EXTRACAMPO: O profeta do Rivotril

Por Márcio Barros, em OPINIÃO

EXTRACAMPO: O profeta do Rivotril

08 de Outubro de 2014 às 01:23

A atual edição do Manual Diagnóstico e Estatístico de Transtornos Mentais(sigla DSM, do inglês), referência mundial no diagnóstico de transtornos mentais, acrescentou mais 12 doenças às já existentes. Atualmente são 157, Cinquenta e uma a mais que a primeira edição, de 1952. Boa parte destas relacionada com ansiedade.

Estaríamos ficando mais doentes? Se não doentes, com certeza, mais medicados. De acordo com pesquisa encomendada pela folha de são Paulo, de 2009 a 2013 a venda de tranquilizantes como rivotril e lexotan, no Brasil, aumentou 42%. Em 2009 o rivotril concorria com o hipoglos na lista de medicamentos mais vendidos.

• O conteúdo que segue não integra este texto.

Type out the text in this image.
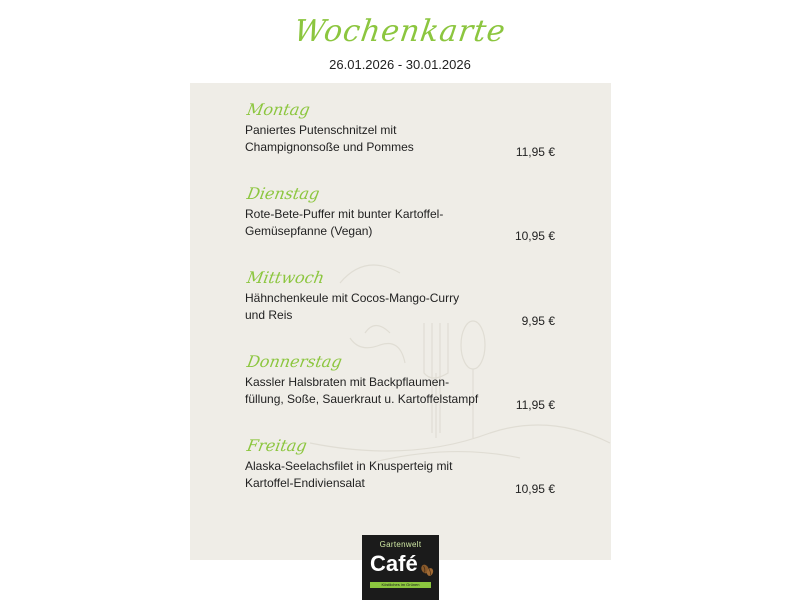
Wochenkarte
26.01.2026 - 30.01.2026
Montag
Paniertes Putenschnitzel mit
Champignonsoße und Pommes	11,95 €
Dienstag
Rote-Bete-Puffer mit bunter Kartoffel-
Gemüsepfanne (Vegan)	10,95 €
Mittwoch
Hähnchenkeule mit Cocos-Mango-Curry
und Reis	9,95 €
Donnerstag
Kassler Halsbraten mit Backpflaumen-
füllung, Soße, Sauerkraut u. Kartoffelstampf	11,95 €
Freitag
Alaska-Seelachsfilet in Knusperteig mit
Kartoffel-Endiviensalat	10,95 €
Gartenwelt
Café
Köstliches im Grünen
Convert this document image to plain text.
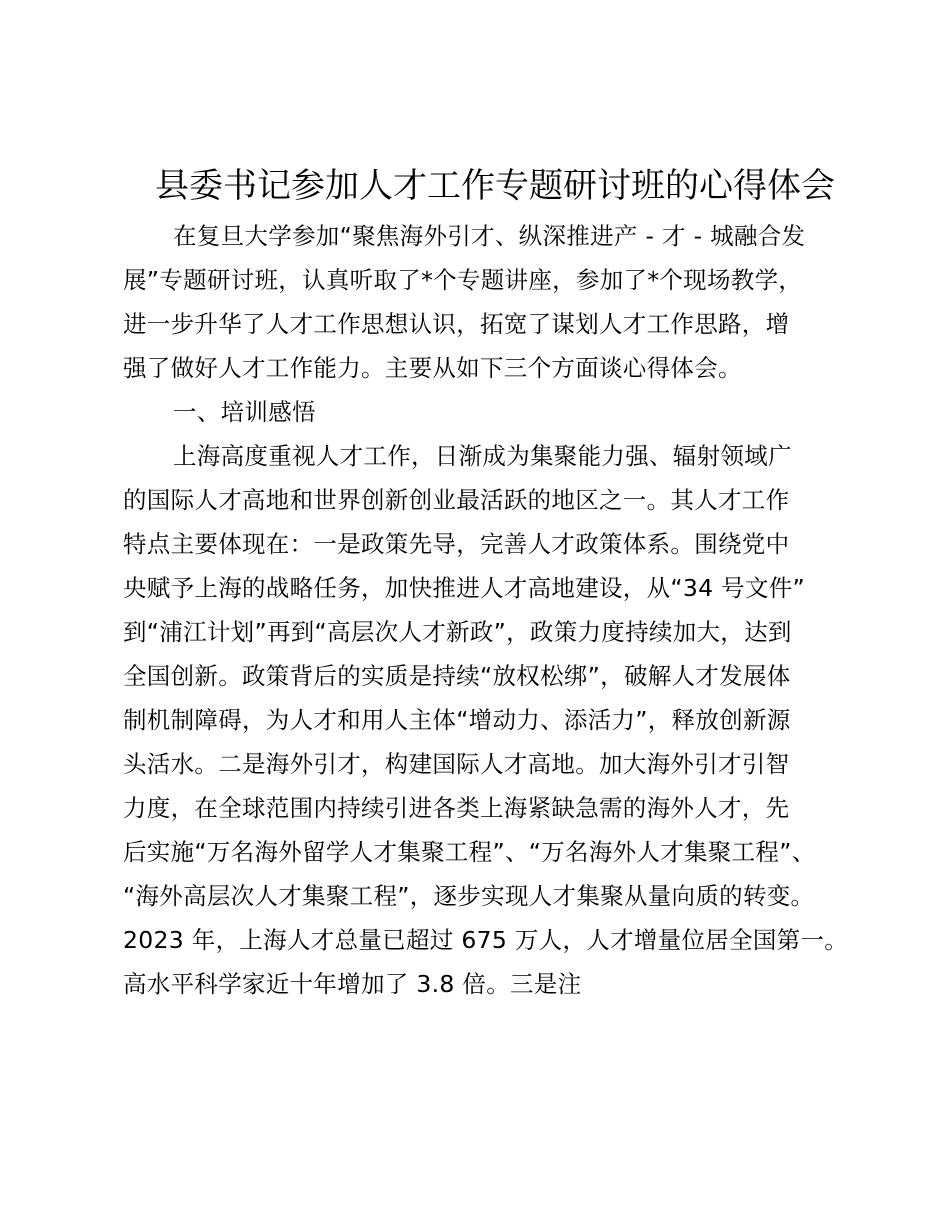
县委书记参加人才工作专题研讨班的心得体会

在复旦大学参加“聚焦海外引才、纵深推进产 - 才 - 城融合发

展”专题研讨班，认真听取了*个专题讲座，参加了*个现场教学，

进一步升华了人才工作思想认识，拓宽了谋划人才工作思路，增

强了做好人才工作能力。主要从如下三个方面谈心得体会。

一、培训感悟

上海高度重视人才工作，日渐成为集聚能力强、辐射领域广

的国际人才高地和世界创新创业最活跃的地区之一。其人才工作

特点主要体现在：一是政策先导，完善人才政策体系。围绕党中

央赋予上海的战略任务，加快推进人才高地建设，从“34 号文件”

到“浦江计划”再到“高层次人才新政”，政策力度持续加大，达到

全国创新。政策背后的实质是持续“放权松绑”，破解人才发展体

制机制障碍，为人才和用人主体“增动力、添活力”，释放创新源

头活水。二是海外引才，构建国际人才高地。加大海外引才引智

力度，在全球范围内持续引进各类上海紧缺急需的海外人才，先

后实施“万名海外留学人才集聚工程”、“万名海外人才集聚工程”、

“海外高层次人才集聚工程”，逐步实现人才集聚从量向质的转变。

2023 年，上海人才总量已超过 675 万人，人才增量位居全国第一。

高水平科学家近十年增加了 3.8 倍。三是注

Aldous Huxley publicou seu romance admirável mundo novo em 1932 (20 anos antes da primeira versão do DSM). Nele, Aldous se referia a um alegórico mundo novo, ambientado em uma época futura na qual finalmente a vida seria totalmente dominada pela razão e pela tecnologia. Era a era ford.

No novo mundo, as emoções, as artes e as reflexões políticas, filosóficas, morais e religiosas seriam abolidas por serem considerados os motivos do fracasso do modelo do mundo antigo, que entrara em colapso. Em seu lugar as pessoas seriam condicionadas desde o “berço” a não se guiarem por princípios que não fossem os previamente estabelecidos pelo “sistema”. Não havia família, o envolvimento emocional era evitado por gerar instabilidade nas relações sociais e a contestação das regras era inadmissível.  

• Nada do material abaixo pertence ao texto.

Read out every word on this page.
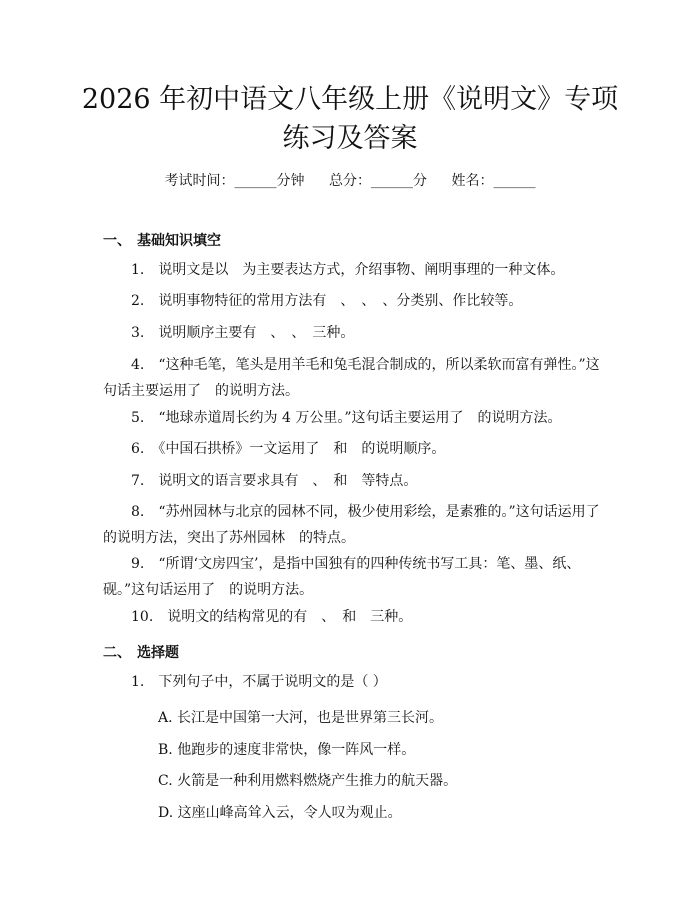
2026 年初中语文八年级上册《说明文》专项
练习及答案
考试时间：______分钟 总分：______分 姓名：______
一、 基础知识填空
1.　 说明文是以　为主要表达方式，介绍事物、阐明事理的一种文体。
2.　 说明事物特征的常用方法有　、　、　、分类别、作比较等。
3.　 说明顺序主要有　、　、　三种。
4.　 “这种毛笔，笔头是用羊毛和兔毛混合制成的，所以柔软而富有弹性。”这句话主要运用了　的说明方法。
5.　 “地球赤道周长约为 4 万公里。”这句话主要运用了　的说明方法。
6.　 《中国石拱桥》一文运用了　和　的说明顺序。
7.　 说明文的语言要求具有　、　和　等特点。
8.　 “苏州园林与北京的园林不同，极少使用彩绘，是素雅的。”这句话运用了　的说明方法，突出了苏州园林　的特点。
9.　 “所谓‘文房四宝’，是指中国独有的四种传统书写工具：笔、墨、纸、砚。”这句话运用了　的说明方法。
10.　 说明文的结构常见的有　、　和　三种。
二、 选择题
1.　 下列句子中，不属于说明文的是（ ）
A. 长江是中国第一大河，也是世界第三长河。
B. 他跑步的速度非常快，像一阵风一样。
C. 火箭是一种利用燃料燃烧产生推力的航天器。
D. 这座山峰高耸入云，令人叹为观止。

O preceito basilar do novo mundo era a satisfação plena, a busca do prazer constante por meio da tecnologia e da promiscuidade. Havia sido criada uma poderosa droga que dissiparia qualquer desconforto espiritual, o soma:

“se alguma vez, por qualquer infelicidade, acontece, por esta ou aquela razão, algo de desagradável, pois bem, há sempre o soma para permitir uma fuga da realidade, há sempre o soma para acalmar a cólera, para fazer a reconciliação com os inimigos, para dar paciência e para ajudar a suportar os dissabores.”

Huxley criara um romance-alegoria que alertava sobre o surgimento de um novo tipo de totalitarismo, menos explícito que o previsto por George Orwell em 1984, porém tão cruel e eficiente quanto. Um totalitarismo dissimulado, em que o dominador tem o consentimento do dominado. Onde o suposto conforto material e espiritual seria o principal meio de dominação. O consumo e os tranquilizantes trariam conforto para o corpo e a alma. Em troca o sistema teria estabilidade.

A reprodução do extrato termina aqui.